TAEHRAN, YJC. -- A United Nations call to stop violence against women has been slated by Egypt’s Muslim Brotherhood on Friday for “violating Shariah (Islamic law) principles.”
The Brotherhood, Egypt’s ruling party, said the declaration agreed on by Muslim and western nations on to set out an international code of conduct for combatting violence against women, would lead to the "complete disintegration of society.”
"This declaration, if ratified, would lead to complete disintegration of society, and would certainly be the final step in the intellectual and cultural invasion of Muslim countries, eliminating the moral specificity that helps preserve cohesion of Islamic societies,” the Brotherhood’s statement claimed in an online statement on their official website.
The Brotherhood said the U.N. statement undermined Islamic ethics by calling for women to work, travel and use contraception without their husbands’ permission.
The group also denounced the statement’s call for sexual freedom, granting equal rights to homosexual people, and allowing wives full legal rights to take their husbands to court for marital rape.
A spokesperson for Egypt’s National Council for Women, Soad Shalaby, was angered by the Brotherhood’s remarks. "How would this declaration lead to a disintegration of society? On the contrary, it will lead to women’s integration within society,” she told the British newspaper.
"It is only a misinterpretation of Islam that creates these kinds of statements,” she said. "It goes without saying that Islam never encourages violence against women. On the contrary, it gives them rights.”
On Friday, Iran, Libya, Sudan and other Muslim nations agreed to language stating that violence against women and girls could not be justified by "any custom, tradition or religious consideration.”
Western nations, particularly from Scandinavia, toned down demands for references to gay rights and sexual health rights to secure the accord after two weeks of tense negotiations between the 193 U.N. member states.
Some 6,000 non-government groups were in New York for the Commission on the Status of Women meeting. Cheers and wild applause erupted when the accord was announced in the U.N. headquarters late Friday.
Michelle Bachelet, executive director of U.N. Women, said it had been an "historic” meeting. It was announced straight after that Bachelet would be leaving her post.
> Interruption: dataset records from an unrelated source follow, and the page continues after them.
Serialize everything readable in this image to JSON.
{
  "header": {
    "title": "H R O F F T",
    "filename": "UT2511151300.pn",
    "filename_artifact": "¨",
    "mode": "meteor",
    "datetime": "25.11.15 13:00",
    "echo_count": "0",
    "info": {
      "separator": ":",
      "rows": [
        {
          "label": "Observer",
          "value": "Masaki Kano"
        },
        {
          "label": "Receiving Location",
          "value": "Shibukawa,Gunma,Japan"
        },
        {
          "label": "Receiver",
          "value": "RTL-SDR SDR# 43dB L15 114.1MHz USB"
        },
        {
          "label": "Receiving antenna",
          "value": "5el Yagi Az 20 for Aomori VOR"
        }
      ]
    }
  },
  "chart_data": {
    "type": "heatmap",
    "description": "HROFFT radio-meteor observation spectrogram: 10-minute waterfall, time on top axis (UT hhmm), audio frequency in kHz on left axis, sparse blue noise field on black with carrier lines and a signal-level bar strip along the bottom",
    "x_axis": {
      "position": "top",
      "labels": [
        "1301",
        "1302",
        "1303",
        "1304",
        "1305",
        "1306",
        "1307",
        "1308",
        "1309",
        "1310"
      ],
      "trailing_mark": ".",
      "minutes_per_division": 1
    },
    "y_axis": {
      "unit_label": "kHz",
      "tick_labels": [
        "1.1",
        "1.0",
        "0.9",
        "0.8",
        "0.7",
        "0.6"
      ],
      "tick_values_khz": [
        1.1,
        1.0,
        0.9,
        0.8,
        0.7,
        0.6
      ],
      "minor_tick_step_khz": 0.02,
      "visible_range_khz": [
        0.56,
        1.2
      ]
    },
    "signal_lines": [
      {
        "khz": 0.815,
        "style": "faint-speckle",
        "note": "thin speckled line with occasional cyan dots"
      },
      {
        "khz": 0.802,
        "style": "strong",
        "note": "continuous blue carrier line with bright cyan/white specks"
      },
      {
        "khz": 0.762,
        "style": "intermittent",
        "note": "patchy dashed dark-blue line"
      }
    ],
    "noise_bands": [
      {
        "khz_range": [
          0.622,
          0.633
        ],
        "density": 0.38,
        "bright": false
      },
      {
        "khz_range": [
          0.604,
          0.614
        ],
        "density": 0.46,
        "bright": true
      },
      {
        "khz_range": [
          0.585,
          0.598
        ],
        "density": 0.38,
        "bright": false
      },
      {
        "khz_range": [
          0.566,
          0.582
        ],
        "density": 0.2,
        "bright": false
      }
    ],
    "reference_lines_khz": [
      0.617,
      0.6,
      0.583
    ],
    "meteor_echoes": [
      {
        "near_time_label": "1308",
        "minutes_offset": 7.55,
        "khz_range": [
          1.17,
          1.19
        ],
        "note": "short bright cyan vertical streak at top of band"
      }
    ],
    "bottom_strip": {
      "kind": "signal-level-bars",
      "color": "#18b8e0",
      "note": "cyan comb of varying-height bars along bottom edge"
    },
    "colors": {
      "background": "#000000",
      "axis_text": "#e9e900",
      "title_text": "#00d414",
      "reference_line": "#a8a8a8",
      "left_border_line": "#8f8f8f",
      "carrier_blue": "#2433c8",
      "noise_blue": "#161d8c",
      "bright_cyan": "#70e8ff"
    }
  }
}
She is expected to return to politics in Chile where she has already been president.
Iran, the Vatican and Russia and other Muslim states had formed what some diplomats had called "an unholy alliance” to weaken a statement calling for tough global standards on violence against women and girls.
They had objected to references to abortion rights and language suggesting that rape includes forcible behavior by a woman’s husband or partner.